Here’s Why You Should Make the Switch
We’ve touched on some general areas where an ERP system performs better than QuickBooks, and that typically has to do with growth. For brands we see, and for your average company, that’s usually about the $5 million to $10 million annual revenue mark — but it could be lower than that for you if you have an especially complex industry or if you’re running a tight ship with just a small crew.
Taking your business to the next level often means automating processes and integrating them so they’re easier to keep track of on a daily basis. That’s the main reason we suggest smaller companies make the switch to ERP. For instance, you’ll be able to process all of your orders and your returns in the same portal, which can automatically link to your inventory and provide alerts for when things are running low.
Custom orders can be pre-programmed so they occur at a certain point or stock level. That way you never forget to order those items that only sell occasionally. Plus, you can track these versus your other sales to make sure you’re focusing on the goods that give you the best margin. That’s something you want to check when performing the accounting system vs. QuickBooks math.
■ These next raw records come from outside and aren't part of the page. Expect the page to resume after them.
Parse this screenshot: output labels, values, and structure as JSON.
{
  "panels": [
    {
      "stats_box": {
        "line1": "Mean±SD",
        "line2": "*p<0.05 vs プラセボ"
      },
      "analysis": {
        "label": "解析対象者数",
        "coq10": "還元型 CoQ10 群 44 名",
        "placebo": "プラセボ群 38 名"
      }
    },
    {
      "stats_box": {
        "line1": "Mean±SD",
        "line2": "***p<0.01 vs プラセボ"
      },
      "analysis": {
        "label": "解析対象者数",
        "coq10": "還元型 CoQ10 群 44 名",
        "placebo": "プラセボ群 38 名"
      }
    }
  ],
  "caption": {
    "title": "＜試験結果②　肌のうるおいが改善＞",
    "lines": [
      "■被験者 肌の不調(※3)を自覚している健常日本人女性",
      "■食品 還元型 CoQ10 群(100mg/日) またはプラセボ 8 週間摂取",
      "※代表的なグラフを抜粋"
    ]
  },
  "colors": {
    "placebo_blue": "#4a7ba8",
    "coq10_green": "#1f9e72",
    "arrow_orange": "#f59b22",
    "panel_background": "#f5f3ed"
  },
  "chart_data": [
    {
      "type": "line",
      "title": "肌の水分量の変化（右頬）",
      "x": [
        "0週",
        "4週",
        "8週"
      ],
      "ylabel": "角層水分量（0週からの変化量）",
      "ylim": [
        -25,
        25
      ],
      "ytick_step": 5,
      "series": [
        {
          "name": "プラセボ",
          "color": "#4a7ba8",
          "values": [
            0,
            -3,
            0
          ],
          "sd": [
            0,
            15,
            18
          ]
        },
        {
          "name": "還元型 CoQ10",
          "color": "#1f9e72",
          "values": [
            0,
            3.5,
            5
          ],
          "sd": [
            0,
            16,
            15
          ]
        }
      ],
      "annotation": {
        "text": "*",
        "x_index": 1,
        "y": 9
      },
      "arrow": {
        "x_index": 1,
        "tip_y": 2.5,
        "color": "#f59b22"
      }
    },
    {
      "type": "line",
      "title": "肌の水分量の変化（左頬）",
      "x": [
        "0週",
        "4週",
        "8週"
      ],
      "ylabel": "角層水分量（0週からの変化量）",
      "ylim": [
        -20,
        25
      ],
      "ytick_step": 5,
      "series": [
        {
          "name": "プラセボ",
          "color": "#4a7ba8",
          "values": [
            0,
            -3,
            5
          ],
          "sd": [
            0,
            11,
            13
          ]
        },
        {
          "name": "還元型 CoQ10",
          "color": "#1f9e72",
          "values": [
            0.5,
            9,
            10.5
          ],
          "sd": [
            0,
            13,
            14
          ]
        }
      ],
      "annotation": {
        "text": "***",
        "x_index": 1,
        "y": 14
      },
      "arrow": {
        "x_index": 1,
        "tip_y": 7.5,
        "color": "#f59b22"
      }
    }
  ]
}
And, ERPs can grow with you. Consider the FDM4 ERP software for apparel brands. We’re able to integrate multiple channels for a wide range of businesses, giving them functions they need as orders and sales increase. This can include the introduction of an e-commerce store for marketing and advertising.
As you grow, for example, you may also want to stop using a drop shipper or fulfillment partner and bring your warehousing in-house. If you choose an ERP system that offers warehouse management system functionality or can integrate with WMS tools, then you have less to worry about in terms of data loss, training time or in-house coding and development compared to implementing a new system that would work with QuickBooks.